Closed hadim closed 4 years ago

hadim commented 4 years ago

When shutting down a cluster the associated certificates with the ingresses are not being deleted and tend to accumulate. I figure this out when reaching the quota of 30 certs. No new ones were created and it took me time to realize it was a quota issue.

Does that make sense to add an option to the ingress object annotation to delete a cert whenever an ingress or the whole cluster is deleted?

Or maybe at the level of the GCP load balancer?

krzykwas commented 4 years ago

The certificates will be deleted if you follow the cleanup procedure, i. e. delete the ManagedCertificate resources (and possibly detach them from the managed-certificates annotation). Once you do that, you should allow some time for the automation to catch up the changes. Would this be an option for you?

hadim commented 4 years ago

What do you mean by " follow the cleanup procedure`? At the moment after the cluster has been deleted I wait for ~30s and then perform manually the deletion:

gcloud compute ssl-certificates delete --quiet $CERTIFICATE_NAME

If that manual deletion could be done automatically when the certificate was attached to a GKE cluster but is not anymore that would perfect. Is that the kind of mechanism you are talking about?

krzykwas commented 4 years ago

Could you tear down the ManagedCertificate resources, e. g. kubectl delete mcrt --all, and then delete the cluster?

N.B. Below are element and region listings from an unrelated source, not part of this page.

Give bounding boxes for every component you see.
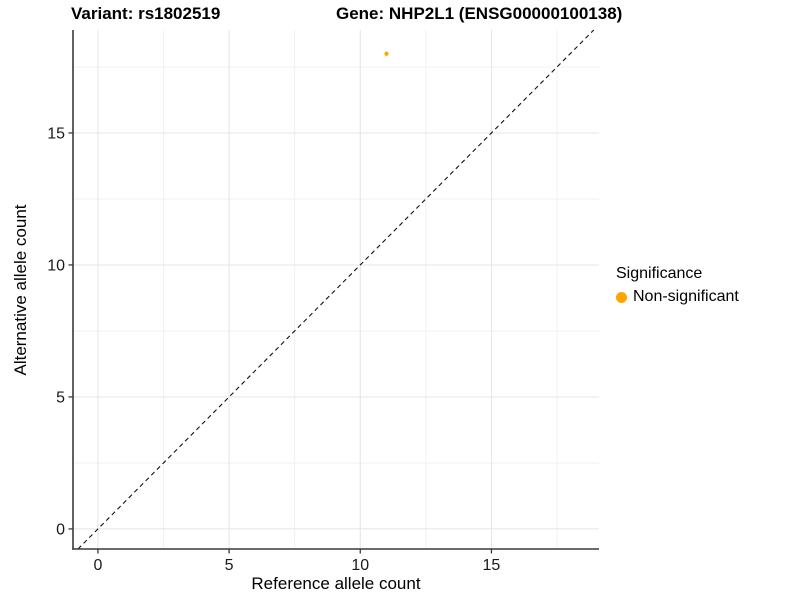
scatter-point <box>384 51 389 56</box>
axis-tick-marks <box>68 132 493 554</box>
x-tick-label: 10 <box>351 557 369 574</box>
major-gridlines <box>73 30 599 549</box>
y-tick-label: 0 <box>56 521 65 538</box>
x-tick-label: 0 <box>93 557 102 574</box>
identity-line <box>77 29 595 550</box>
axis-tick-labels: 0 5 10 15 0 5 10 15 <box>47 125 500 574</box>
axis-lines <box>72 30 599 550</box>
x-tick-label: 5 <box>225 557 234 574</box>
minor-gridlines <box>73 30 599 549</box>
y-tick-label: 10 <box>47 257 65 274</box>
variant-title: Variant: rs1802519 <box>71 4 221 23</box>
legend-entry-label: Non-significant <box>633 288 739 305</box>
legend-entry: Non-significant <box>616 288 739 306</box>
x-tick-label: 15 <box>483 557 501 574</box>
y-tick-label: 5 <box>56 389 65 406</box>
legend: Significance Non-significant <box>616 265 739 306</box>
legend-title: Significance <box>616 265 703 282</box>
x-axis-label: Reference allele count <box>251 574 421 593</box>
identity-dashed-line <box>77 29 595 550</box>
data-points <box>384 51 389 56</box>
y-tick-label: 15 <box>47 125 65 142</box>
y-axis-label: Alternative allele count <box>11 204 30 376</box>
legend-point-icon <box>616 291 627 303</box>
gene-title: Gene: NHP2L1 (ENSG00000100138) <box>336 4 623 23</box>
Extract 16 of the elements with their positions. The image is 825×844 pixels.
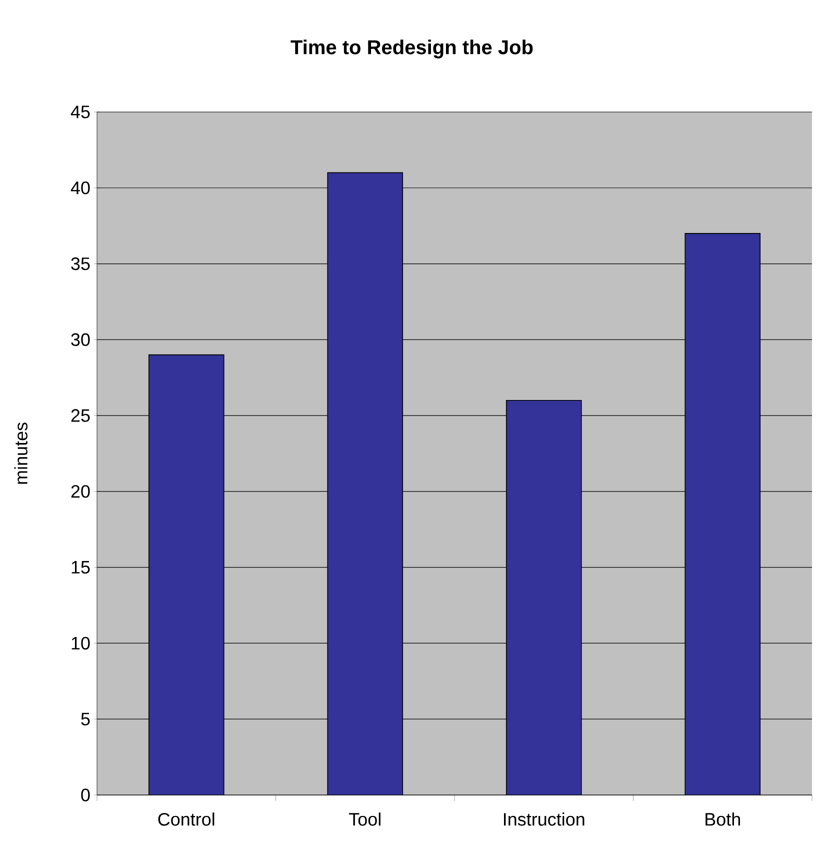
y-tick-label: 25 <box>71 409 90 422</box>
y-tick-label: 20 <box>71 485 90 498</box>
y-tick-label: 45 <box>70 106 90 118</box>
x-tick-label: Tool <box>349 812 380 826</box>
y-tick-label: 10 <box>72 636 90 650</box>
x-tick-label: Control <box>158 812 214 826</box>
x-tick-label: Instruction <box>504 812 584 826</box>
y-tick-label: 40 <box>70 182 90 194</box>
y-tick-label: 0 <box>81 788 90 802</box>
y-axis-title: minutes <box>14 422 28 484</box>
chart-title: Time to Redesign the Job <box>290 40 533 58</box>
y-tick-label: 35 <box>71 257 90 270</box>
y-tick-label: 30 <box>71 333 90 346</box>
x-tick-label: Both <box>706 812 740 826</box>
y-tick-label: 5 <box>81 712 90 726</box>
y-tick-label: 15 <box>72 561 90 574</box>
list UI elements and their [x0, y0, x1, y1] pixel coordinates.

hadim commented 4 years ago

Oh I see. I could do that definitively. Would that also delete the certificate on GCP or is it a feature not available yet?

krzykwas commented 4 years ago

It will if you give it enough time.

hadim commented 4 years ago

Thanks @krzykwas. I will report here next time I delete a cluster.

hadim commented 4 years ago

Indeed it works with kubectl delete mcrt --all -A. I thought this kind of explicit deletion was called upon cluster deletion using gcloud but no it's important to call kubectl delete mcrt --all -A.

Thanks @krzykwas .

zhixinwen commented 1 year ago

I think we should not remove the certificates automatically, otherwise it will be hard to do cluster migration like https://stackoverflow.com/questions/61794789/how-to-migrate-managedcertificates-from-regional-to-zonal-gke-cluster-without-do.

One side question: how can I compete the migration? I want to create the certificate in the new cluster, but looks like I have to delete old certificate first otherwise it would stuck in provisioning. And delete old certificates would cause downtime?

krzykwas commented 1 year ago

The standard way to do the migration is to use a self-managed certificate https://cloud.google.com/kubernetes-engine/docs/how-to/managed-certs.

In the situation described on Stackoverflow, I suggest to create a new ManagedCertificate in the new cluster, and attach it to the new GKE Ingress. After the new ManagedCertificate becomes Active, please wait 5 more minutes and then remove the old SslCertificate (mcrt-...) from the pre-shared-cert annotation on the new Ingress, and proceed with deleting whatever was left in the old cluster.

Make sure NOT to remove from the pre-shared-cert annotation on the new GKE Ingress the SslCertificate created by the new ManagedCertificate (also named mcrt-..., with a different suffix).